Ich wusste, dass es Momente in meinem Leben gab, an denen ich gelächelt, gelacht hatte. Momente, in denen ich mich fühlte, als würde ich schweben, so viele Bilder stürmten in meinen Kopf, sie alle zeigten mir, was ich einmal war. Ich umfasste meinen Kopf mit beiden Händen und biss meine Zähne ganz fest zusammen, ich wollte nichts mehr, als sie loswerden.

Sie führten mir das vor Augen, von dem ich wusste, dass ich es nie wieder haben würde, sie zeigten mir das Glück, das ich für immer verloren hatte und ich ertrug es nicht das zu sehen, ich ertrug es nicht mich an dieses Mädchen zu erinnern, an dieses fröhliche Gesicht, das meinem so sehr ähnelte und sich doch so fremd anfühlte, als stamme es aus einem anderen Leben.

Dieses Mädchen hatte einen hübschen, Jungen mit einem breiten Lachen und funkelnden, grünen Augen an ihrer Seite, einen Jungen wie er lebendiger nicht hätte sein können. 

Das Mädchen, das jetzt mitten in einer kalten Herbstnacht auf der Straße in die Knie ging, den Kopf voller Bilder hatte ein Skelett an ihrer Seite. Eine furchtbar grinsende Fratze, an der nur noch Hautstücke des Lachens hingen, das es einmal gehabt hatte. Ein Skelett bei dem anstelle von funkelnden, grünen Augen nur schwarze Löcher sie anblickten. Ein Skelett, das so viel weniger lebendig war, als sie es sich jemals hätte vorstellen können.

Mein Kopf schien explodieren zu wollen mit all den Erinnerungen und Bildern, die plötzlich auf mich einstürmten.

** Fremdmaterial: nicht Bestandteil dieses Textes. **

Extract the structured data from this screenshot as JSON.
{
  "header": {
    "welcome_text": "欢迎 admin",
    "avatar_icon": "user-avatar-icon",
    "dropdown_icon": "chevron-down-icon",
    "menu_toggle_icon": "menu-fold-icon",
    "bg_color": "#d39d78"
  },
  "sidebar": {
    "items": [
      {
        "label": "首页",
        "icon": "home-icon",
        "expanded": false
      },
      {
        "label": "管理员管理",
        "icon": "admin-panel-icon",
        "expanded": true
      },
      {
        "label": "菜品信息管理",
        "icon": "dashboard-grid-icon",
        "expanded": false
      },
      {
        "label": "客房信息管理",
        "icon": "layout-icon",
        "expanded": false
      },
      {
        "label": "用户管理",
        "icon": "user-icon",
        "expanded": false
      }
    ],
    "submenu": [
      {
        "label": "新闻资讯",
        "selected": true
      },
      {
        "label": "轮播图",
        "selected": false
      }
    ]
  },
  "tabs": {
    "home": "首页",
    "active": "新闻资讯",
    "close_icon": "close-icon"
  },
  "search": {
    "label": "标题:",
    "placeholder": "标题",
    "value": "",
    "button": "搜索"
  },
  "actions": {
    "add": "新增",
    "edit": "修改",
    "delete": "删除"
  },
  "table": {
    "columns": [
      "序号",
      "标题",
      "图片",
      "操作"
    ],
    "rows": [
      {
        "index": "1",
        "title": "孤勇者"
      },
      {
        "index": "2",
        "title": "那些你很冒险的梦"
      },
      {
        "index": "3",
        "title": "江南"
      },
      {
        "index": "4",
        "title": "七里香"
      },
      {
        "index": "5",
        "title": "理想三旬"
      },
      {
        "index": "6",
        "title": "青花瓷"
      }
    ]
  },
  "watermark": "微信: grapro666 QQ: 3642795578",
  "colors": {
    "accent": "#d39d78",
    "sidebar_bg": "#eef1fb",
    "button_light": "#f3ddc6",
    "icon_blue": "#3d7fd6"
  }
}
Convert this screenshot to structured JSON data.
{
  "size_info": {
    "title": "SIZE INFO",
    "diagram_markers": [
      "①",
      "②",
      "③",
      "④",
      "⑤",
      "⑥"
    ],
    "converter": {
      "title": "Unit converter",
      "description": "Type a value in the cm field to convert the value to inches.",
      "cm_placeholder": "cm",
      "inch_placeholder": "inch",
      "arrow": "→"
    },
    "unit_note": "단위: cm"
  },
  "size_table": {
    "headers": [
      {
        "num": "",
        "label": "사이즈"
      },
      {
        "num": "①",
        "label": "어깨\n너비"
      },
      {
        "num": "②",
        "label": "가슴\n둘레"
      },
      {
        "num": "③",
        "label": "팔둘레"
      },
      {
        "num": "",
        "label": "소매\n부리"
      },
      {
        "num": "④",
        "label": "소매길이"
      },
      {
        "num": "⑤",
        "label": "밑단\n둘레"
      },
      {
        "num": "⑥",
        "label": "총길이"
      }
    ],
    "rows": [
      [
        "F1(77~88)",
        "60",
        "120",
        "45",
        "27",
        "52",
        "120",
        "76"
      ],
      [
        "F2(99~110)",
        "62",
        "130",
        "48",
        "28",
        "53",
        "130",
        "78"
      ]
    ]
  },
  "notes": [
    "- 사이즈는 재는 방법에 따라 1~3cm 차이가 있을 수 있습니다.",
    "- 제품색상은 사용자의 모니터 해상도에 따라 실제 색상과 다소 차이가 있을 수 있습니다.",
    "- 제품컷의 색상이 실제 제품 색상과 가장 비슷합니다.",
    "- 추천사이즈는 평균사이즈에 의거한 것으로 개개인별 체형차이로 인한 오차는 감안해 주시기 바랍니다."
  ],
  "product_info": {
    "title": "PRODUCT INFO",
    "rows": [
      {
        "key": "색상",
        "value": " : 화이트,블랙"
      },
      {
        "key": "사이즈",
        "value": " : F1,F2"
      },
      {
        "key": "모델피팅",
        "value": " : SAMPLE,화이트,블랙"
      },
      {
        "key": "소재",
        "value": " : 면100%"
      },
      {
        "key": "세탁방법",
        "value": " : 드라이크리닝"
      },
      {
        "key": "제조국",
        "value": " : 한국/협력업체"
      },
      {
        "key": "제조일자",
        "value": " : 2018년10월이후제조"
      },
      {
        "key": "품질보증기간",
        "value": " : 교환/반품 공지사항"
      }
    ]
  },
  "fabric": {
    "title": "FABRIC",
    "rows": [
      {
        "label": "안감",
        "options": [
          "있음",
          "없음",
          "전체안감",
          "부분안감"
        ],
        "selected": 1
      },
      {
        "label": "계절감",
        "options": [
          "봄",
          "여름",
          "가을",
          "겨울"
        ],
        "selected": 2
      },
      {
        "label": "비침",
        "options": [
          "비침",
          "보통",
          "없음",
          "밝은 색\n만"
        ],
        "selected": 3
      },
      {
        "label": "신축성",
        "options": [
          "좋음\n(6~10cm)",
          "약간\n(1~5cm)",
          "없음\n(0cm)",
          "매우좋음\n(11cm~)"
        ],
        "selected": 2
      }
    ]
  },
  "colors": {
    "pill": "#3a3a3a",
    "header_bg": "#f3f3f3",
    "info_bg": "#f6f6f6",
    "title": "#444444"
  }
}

Ich sah zwar das Lächeln auf meinem Gesicht, doch ich konnte mich nicht mehr erinnern, wie ich mich damals gefühlt hatte. Glück, oder gar Freude lagen so weit außerhalb meiner Reichweite, dass ich nicht einmal einen Hauch von dem Gefühl verspürte, das ich damals empfand.

Das ließ mich aufschluchzen. Wie eine Diashow zogen die Bilder meines Lebens vor meinen Augen vorbei und jedes einzelne beinhaltete ihn. Da war nur er, er, er. Ich schaffte es mich wieder aufzuraffen und schleppte mich von der Straße herunter.